“Where
were you in ’72?”
Ao
querido Fabio Bridges e tantos
outros que viveram
(ou quiseram ter vivido) intensamente o ano de 1972.
A
pergunta que aparece aí no título está em aspas foi vista por mim pela
primeiríssima vez na bolsa de uma bela Professora de Espanhol que já trabalhou
comigo. É algo que eu adoraria responder, porém infelizmente não estava em
lugar algum quando o mundo viveu os ocorridos no ano de 1972 depois de Cristo.
Sou um filho dos anos 1980 e carrego nas minhas memórias afetivas (quase) tudo
que se produziu nesta década, mas principalmente o que se sucedeu antes de
1981, ano em que eu nasci.
Um
pouco complicado? Muito bem, vamos explicar...
Sempre
fui fascinado por tudo de bom e de ruim que os anos 1970 produziram em termos
musicais para a humanidade. Tenho um enorme respeito (e uma inveja declarada,
obviamente...) por aqueles que viveram “esta década mucho louca”. Ouço histórias desta época com um prazer redobrado e
cansei de pesquisar o que já se sabe sobre o período – com toda a modéstia,
isso não significa que sei tanto quanto outras pessoas que se encontram por
aí... Antes que surja a pergunta, eu já respondo: sim, eu queria ter vivido nos
anos 1970. Volta e meia eu me imagino vestindo calças boca de sino e sapatos
masculinos de salto alto, com aquelas roupas nada discretas e aquele hairdo bem típico daqueles dias –
lembrando apenas que gosto é algo que não se discute. Como não resolveram
conceder asas a esta cobra que aqui vos escreve, vamos disseminar a
informação...
*
Se
existe um ano nesta década que definiu de uma vez por todas o panorama musical
do planeta, não temos a menor sombra de dúvidas de que foi o ano de 1972 o
responsável por uma série de revoluções na música do Brasil e do planeta. Por
isso, vamos trazer 10 exemplos deste fato a partir de já:
10)
James Taylor – One Man Dog
One Man Dog,
quarto álbum de James Taylor, é um dos títulos mais raros de sua discografia.

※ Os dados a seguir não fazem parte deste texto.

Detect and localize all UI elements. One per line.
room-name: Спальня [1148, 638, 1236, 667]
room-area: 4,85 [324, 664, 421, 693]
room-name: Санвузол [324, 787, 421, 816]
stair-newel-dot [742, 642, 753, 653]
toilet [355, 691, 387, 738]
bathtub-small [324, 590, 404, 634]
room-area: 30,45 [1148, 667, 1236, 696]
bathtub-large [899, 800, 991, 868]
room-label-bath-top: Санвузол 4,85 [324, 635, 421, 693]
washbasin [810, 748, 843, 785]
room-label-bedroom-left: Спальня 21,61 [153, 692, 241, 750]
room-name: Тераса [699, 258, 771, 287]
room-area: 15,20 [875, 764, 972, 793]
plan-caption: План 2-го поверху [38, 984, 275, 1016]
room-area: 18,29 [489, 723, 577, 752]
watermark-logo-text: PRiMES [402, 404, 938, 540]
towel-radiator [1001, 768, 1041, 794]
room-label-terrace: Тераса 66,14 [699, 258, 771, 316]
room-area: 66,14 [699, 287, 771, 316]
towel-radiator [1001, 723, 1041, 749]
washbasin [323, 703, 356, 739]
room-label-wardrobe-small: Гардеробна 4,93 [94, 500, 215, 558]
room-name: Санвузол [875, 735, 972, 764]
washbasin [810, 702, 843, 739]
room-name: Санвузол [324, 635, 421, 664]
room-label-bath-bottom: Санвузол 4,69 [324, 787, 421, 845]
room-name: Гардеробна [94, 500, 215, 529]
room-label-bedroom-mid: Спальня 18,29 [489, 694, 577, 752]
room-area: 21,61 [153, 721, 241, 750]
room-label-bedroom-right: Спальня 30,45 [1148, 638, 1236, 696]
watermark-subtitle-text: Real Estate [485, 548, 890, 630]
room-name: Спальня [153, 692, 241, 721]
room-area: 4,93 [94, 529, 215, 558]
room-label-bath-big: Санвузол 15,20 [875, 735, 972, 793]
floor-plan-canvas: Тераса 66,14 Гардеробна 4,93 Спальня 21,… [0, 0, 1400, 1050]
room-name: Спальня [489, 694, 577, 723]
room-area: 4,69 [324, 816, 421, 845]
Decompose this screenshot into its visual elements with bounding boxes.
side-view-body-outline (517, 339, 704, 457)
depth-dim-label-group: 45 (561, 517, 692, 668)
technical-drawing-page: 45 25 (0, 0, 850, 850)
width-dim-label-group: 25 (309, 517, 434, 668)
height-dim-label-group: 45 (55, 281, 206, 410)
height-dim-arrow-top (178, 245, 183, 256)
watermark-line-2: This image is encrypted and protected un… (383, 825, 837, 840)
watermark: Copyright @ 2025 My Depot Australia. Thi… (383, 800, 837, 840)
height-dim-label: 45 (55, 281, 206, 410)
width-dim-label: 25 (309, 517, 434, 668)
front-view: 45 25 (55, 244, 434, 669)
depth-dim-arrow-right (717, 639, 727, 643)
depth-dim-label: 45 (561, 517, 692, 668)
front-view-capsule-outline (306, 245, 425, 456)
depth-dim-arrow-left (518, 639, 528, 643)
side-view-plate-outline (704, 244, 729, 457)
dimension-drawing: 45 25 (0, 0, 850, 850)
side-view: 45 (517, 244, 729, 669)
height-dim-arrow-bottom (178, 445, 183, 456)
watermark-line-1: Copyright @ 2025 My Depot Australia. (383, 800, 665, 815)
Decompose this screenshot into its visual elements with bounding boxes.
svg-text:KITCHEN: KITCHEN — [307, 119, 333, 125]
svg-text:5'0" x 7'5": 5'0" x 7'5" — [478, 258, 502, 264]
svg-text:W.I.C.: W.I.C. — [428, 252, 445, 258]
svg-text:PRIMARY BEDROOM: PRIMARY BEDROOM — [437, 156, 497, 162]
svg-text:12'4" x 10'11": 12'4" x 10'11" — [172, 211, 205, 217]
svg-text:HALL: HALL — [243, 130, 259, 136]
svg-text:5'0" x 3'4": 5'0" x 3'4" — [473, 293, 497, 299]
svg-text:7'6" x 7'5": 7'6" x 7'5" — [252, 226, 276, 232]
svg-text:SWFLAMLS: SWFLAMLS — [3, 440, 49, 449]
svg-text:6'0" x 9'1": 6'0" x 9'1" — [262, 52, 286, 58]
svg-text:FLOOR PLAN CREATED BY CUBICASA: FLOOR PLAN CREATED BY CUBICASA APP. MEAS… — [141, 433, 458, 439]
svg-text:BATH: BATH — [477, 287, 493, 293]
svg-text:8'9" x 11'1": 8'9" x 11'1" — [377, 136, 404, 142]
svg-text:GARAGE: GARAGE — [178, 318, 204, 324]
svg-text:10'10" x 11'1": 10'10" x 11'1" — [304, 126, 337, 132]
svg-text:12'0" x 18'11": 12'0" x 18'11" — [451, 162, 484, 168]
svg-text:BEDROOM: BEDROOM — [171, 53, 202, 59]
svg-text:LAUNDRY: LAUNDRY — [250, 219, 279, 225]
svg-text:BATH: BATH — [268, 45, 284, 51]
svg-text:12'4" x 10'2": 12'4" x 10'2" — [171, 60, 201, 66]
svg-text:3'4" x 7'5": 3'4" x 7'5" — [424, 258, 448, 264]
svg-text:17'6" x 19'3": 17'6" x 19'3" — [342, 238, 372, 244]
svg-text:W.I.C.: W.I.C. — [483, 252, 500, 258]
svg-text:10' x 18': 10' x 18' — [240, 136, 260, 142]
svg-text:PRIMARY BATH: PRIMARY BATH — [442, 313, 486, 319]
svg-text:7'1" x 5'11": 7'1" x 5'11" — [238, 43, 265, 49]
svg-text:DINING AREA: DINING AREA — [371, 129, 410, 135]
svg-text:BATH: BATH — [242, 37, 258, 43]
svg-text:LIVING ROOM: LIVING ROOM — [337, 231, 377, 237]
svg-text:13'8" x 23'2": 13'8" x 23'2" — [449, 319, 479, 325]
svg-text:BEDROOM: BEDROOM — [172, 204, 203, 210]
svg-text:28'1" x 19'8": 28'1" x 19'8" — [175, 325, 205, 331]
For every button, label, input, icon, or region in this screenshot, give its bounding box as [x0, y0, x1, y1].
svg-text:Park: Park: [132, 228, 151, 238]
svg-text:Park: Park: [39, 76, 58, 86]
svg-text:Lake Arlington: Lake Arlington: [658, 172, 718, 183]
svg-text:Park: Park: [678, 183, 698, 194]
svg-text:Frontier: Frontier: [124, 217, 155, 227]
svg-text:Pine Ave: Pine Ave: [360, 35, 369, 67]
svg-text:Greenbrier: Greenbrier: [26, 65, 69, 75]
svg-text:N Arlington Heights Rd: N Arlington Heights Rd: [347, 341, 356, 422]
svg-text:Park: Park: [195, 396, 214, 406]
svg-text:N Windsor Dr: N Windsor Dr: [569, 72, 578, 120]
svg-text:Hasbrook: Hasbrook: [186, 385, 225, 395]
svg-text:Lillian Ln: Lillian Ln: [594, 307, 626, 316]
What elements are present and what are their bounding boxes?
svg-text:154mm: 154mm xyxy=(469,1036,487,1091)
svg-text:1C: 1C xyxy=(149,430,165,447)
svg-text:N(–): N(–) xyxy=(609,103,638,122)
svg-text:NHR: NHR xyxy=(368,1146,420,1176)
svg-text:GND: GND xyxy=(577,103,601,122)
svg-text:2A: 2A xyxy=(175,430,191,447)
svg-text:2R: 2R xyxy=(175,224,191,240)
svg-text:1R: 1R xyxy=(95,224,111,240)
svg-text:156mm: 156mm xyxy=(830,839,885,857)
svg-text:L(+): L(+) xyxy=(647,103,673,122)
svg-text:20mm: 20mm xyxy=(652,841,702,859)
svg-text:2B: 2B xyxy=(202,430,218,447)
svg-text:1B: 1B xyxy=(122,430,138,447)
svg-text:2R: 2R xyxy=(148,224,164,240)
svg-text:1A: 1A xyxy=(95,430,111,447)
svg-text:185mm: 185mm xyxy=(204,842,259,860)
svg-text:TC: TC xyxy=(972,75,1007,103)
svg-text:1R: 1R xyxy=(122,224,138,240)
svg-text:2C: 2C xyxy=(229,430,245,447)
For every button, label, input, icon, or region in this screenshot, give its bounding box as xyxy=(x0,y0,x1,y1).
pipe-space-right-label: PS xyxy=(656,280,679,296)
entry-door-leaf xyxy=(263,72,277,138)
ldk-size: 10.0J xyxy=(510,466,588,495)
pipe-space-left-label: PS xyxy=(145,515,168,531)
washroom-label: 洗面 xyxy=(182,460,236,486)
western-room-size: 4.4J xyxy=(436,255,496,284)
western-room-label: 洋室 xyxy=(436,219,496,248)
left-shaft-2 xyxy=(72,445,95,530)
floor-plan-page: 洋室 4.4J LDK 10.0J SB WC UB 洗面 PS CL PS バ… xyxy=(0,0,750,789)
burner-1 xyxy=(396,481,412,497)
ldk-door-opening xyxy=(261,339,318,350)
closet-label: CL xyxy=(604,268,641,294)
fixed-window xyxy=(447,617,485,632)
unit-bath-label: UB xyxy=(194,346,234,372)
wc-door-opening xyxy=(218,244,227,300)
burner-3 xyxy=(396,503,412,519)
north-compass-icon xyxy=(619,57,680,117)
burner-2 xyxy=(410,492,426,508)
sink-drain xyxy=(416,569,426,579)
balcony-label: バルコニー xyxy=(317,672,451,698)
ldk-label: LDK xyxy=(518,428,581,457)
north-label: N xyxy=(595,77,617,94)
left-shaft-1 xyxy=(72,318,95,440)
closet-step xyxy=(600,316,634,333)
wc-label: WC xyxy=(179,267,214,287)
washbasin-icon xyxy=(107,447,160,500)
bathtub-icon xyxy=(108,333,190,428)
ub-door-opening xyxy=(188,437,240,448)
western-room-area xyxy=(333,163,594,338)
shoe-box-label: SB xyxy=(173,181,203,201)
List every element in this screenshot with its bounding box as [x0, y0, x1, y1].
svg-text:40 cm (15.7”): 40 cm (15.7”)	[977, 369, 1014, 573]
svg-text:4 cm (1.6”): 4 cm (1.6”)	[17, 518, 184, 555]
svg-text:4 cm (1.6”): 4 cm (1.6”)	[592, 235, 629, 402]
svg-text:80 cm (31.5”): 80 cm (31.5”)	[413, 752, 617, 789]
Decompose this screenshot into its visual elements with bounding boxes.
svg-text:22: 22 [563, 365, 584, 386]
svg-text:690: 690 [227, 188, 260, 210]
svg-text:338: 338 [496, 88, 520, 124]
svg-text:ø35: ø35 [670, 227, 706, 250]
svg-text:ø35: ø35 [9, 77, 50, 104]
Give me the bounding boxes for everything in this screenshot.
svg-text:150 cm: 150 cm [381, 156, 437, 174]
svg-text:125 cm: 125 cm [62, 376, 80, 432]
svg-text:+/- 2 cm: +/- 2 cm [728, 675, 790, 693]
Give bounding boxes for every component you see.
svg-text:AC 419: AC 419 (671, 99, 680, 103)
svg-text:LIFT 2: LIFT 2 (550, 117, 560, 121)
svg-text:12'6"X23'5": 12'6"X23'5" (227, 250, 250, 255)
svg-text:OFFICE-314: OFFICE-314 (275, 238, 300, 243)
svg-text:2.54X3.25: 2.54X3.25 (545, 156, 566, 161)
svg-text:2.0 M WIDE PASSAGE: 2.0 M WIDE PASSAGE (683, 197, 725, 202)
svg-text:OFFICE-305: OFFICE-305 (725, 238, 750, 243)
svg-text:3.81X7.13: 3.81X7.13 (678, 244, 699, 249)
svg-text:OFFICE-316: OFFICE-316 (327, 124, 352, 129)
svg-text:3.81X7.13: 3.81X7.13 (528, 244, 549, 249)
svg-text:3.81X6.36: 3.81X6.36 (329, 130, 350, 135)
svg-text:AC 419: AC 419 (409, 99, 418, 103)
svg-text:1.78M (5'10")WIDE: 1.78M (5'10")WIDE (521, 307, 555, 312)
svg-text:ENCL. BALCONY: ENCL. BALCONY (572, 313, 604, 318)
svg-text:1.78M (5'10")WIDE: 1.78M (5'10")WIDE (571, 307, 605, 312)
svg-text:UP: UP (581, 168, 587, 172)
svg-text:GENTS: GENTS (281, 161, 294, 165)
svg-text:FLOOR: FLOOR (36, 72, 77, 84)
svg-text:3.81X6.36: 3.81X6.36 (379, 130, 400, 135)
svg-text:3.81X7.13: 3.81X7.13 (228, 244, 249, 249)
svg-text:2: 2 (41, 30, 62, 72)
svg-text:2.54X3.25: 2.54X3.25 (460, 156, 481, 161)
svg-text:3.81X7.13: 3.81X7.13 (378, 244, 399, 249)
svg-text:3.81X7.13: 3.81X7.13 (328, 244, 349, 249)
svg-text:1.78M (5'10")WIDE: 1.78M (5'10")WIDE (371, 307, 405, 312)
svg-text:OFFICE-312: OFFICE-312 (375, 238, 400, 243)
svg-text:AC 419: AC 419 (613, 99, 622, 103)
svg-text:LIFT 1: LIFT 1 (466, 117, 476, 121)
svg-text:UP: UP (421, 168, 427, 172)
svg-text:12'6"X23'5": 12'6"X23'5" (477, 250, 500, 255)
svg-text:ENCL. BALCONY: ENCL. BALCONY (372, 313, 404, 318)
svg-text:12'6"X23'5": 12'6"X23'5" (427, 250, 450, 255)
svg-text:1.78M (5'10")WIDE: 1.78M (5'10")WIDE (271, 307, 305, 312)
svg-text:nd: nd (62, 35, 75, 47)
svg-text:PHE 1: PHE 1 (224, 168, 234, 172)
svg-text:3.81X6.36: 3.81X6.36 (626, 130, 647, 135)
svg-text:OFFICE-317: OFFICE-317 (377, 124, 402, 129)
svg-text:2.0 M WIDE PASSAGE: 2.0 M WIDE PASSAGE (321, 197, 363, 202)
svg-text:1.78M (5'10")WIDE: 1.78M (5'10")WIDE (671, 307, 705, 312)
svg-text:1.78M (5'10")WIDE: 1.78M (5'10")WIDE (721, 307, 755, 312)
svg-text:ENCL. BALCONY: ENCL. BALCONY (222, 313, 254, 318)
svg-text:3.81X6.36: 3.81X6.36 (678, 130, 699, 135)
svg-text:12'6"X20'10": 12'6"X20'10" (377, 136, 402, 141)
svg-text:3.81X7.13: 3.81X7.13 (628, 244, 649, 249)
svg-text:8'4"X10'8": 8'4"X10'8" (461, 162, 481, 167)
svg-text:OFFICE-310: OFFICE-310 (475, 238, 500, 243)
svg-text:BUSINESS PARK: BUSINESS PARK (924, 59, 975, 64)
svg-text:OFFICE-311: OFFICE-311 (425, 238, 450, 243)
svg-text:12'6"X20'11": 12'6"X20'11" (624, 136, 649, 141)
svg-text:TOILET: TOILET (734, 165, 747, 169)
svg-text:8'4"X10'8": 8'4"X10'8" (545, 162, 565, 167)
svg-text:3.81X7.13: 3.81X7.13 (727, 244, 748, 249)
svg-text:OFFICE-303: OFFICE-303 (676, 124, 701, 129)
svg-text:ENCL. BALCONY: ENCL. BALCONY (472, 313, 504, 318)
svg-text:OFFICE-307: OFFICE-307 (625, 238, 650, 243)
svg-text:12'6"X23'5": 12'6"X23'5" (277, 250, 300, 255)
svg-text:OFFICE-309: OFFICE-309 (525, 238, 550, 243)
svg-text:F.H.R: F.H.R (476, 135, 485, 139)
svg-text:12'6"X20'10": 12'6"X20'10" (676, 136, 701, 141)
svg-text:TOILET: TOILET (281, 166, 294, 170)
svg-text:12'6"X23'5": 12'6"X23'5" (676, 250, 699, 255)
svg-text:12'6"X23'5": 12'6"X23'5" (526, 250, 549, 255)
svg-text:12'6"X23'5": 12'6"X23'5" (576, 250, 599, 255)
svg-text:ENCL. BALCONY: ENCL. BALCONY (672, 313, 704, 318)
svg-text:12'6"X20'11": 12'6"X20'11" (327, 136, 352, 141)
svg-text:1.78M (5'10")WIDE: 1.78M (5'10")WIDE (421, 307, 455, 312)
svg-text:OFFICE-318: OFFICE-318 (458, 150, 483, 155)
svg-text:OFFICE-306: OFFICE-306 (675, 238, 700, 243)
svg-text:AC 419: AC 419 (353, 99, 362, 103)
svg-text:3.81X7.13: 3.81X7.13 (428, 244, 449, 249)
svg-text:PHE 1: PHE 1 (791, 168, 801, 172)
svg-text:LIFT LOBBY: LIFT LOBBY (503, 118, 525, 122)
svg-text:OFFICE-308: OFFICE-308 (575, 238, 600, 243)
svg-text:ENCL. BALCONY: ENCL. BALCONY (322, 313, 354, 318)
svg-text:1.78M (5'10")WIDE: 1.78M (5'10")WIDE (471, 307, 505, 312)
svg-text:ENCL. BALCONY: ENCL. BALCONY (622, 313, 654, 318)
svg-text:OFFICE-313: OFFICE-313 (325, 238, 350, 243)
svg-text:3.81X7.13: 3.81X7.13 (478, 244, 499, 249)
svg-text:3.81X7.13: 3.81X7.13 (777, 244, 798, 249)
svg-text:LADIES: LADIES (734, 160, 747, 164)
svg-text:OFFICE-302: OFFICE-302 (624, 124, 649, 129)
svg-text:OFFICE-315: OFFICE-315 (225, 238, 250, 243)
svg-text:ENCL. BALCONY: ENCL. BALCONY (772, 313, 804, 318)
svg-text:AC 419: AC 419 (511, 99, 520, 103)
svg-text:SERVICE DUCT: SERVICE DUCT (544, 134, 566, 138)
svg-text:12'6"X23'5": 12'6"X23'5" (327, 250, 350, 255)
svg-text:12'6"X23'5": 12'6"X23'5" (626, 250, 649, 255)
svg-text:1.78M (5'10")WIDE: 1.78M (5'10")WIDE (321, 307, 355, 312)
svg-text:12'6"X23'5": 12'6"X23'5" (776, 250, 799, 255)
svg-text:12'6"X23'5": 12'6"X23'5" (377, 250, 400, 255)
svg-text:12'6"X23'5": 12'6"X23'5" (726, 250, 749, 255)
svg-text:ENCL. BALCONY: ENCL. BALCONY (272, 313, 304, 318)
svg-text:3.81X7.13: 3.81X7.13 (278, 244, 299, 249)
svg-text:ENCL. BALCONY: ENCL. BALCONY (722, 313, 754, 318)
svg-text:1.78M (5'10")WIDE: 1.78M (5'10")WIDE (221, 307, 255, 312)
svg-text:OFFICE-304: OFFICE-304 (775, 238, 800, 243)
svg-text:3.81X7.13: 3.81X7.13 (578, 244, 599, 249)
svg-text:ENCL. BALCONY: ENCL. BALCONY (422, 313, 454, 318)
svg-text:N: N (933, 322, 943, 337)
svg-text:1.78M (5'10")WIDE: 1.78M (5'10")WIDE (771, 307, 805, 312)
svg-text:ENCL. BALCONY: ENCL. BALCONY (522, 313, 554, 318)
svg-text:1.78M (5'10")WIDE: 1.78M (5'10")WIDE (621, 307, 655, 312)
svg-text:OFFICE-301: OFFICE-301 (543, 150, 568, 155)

Seu folk rock, seus “la-la-las” e
suas canções (algumas mini-suítes
instrumentais, alguns rocks e as
belas baladas de sempre!) estão muito bem assessorados pela produção eficiente
de Peter Asher e por seus fiéis músicos de apoio: Danny Kortchmar (Guitarras),
Clarence McDonald (Pianos e Teclados), Lee Sklar (Baixo) e Russell Kunkel
(Bateria). Além disso, o disco conta com as colaborações valiosas de músicos
tarimbados como Michael Brecker (Sopros), Carole King (Pianos) e as cantoras
Linda Ronstadt e a ex-esposa Carly Simon nos vocais de apoio.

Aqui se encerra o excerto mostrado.